27. Method Verification Requirements for an Advanced Imaging System for Microbial Plate Count Enumeration Jones D, Cundell T PDA J Pharm Sci and Tech 2018, 72 199-212 Abstract: The Growth Direct™ System that automates the incubation and reading of membrane filtration microbial counts on soybean-casein digest, Sabouraud dextrose, and R2A agar differs only from the traditional method in that micro-colonies on the membrane are counted using an advanced imaging system up to 50% earlier in the incubation. Based on the recommendations in USP _1223_ Validation of New Microbiological Testing Methods, the system may be implemented in a microbiology laboratory after simple method verification and not a full method validation.

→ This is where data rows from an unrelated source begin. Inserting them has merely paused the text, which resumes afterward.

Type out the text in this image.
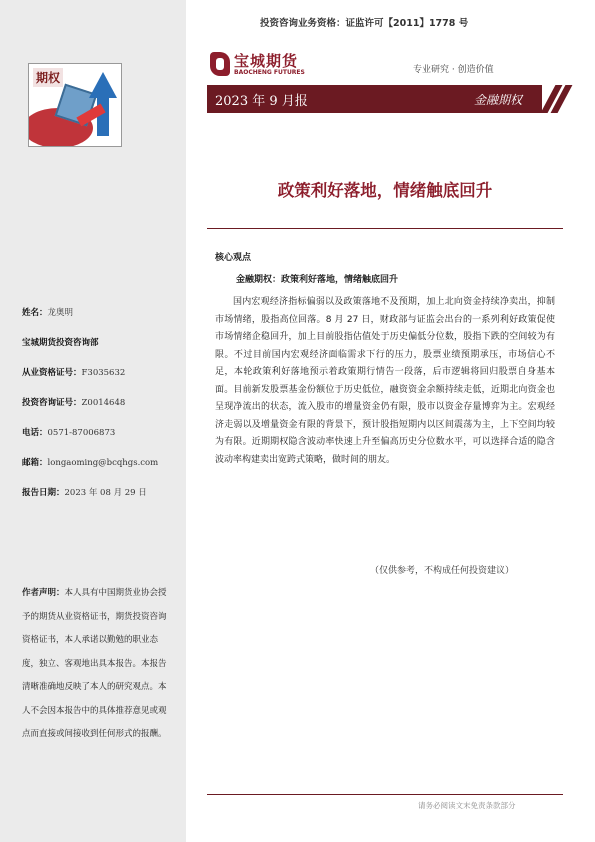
期权
姓名：龙奥明
宝城期货投资咨询部
从业资格证号：F3035632
投资咨询证号：Z0014648
电话：0571-87006873
邮箱：longaoming@bcqhgs.com
报告日期：2023 年 08 月 29 日
作者声明：本人具有中国期货业协会授予的期货从业资格证书，期货投资咨询资格证书，本人承诺以勤勉的职业态度，独立、客观地出具本报告。本报告清晰准确地反映了本人的研究观点。本人不会因本报告中的具体推荐意见或观点而直接或间接收到任何形式的报酬。
投资咨询业务资格：证监许可【2011】1778 号
宝城期货
BAOCHENG FUTURES	专业研究 · 创造价值
2023 年 9 月报	金融期权
政策利好落地，情绪触底回升
核心观点
金融期权：政策利好落地，情绪触底回升
国内宏观经济指标偏弱以及政策落地不及预期，加上北向资金持续净卖出，抑制市场情绪，股指高位回落。8 月 27 日，财政部与证监会出台的一系列利好政策促使市场情绪企稳回升，加上目前股指估值处于历史偏低分位数，股指下跌的空间较为有限。不过目前国内宏观经济面临需求下行的压力，股票业绩预期承压，市场信心不足，本轮政策利好落地预示着政策期行情告一段落，后市逻辑将回归股票自身基本面。目前新发股票基金份额位于历史低位，融资资金余额持续走低，近期北向资金也呈现净流出的状态，流入股市的增量资金仍有限，股市以资金存量博弈为主。宏观经济走弱以及增量资金有限的背景下，预计股指短期内以区间震荡为主，上下空间均较为有限。近期期权隐含波动率快速上升至偏高历史分位数水平，可以选择合适的隐含波动率构建卖出宽跨式策略，做时间的朋友。
（仅供参考，不构成任何投资建议）
请务必阅读文末免责条款部分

28. Real-Time PCR Detection of Burkholderia cepacia in Pharmaceutical Products Contaminated with Low Levels of Bacterial Contamination RoJimenez L, Jashari T, Vasquez J, et al. PDA J Pharm Sci and Tech 2018, 72 73-80 Abstract: A real-time polymerase chain reaction (RT-PCR) assay was developed to detect Burkholderia cepacia in pharmaceutical products contaminated with low levels of bacteria. Different pharmaceutical suspensions were artificially contaminated with B. cepacia, Escherichia coli, Staphylococcus aureus, and Bacillus megaterium. After a 24 h incubation in trypticase soy broth with Tween 20, samples were streaked on mannitol salt, phenyl ethyl alcohol, eosin methylene blue, MacConkey, and pseudomonas isolation agar. Microbial DNA was extracted from each sample by using a Tris-EDTA, proteinase K, Tween 20 buffer. Regular PCR targeting the 1.5 kilobases 16S rRNA eubacterial gene and cloning showed the predominant DNA in the extracted mix belonged to E. coli. Selective media isolation of bacterial contamination showed B. cepacia only detected on pseudomonas isolation while eosin methylene blue and MacConkey detected only E. coli. RT-PCR using primers PSL1 and PSR1 amplified a 209 bp 16S rRNA fragment using a Roche LightCycler 96® system with SYBR green I, a common double-stranded binding dye. The cycle at which fluorescence from amplification exceeds the background fluorescence was referred to as quantification cycle.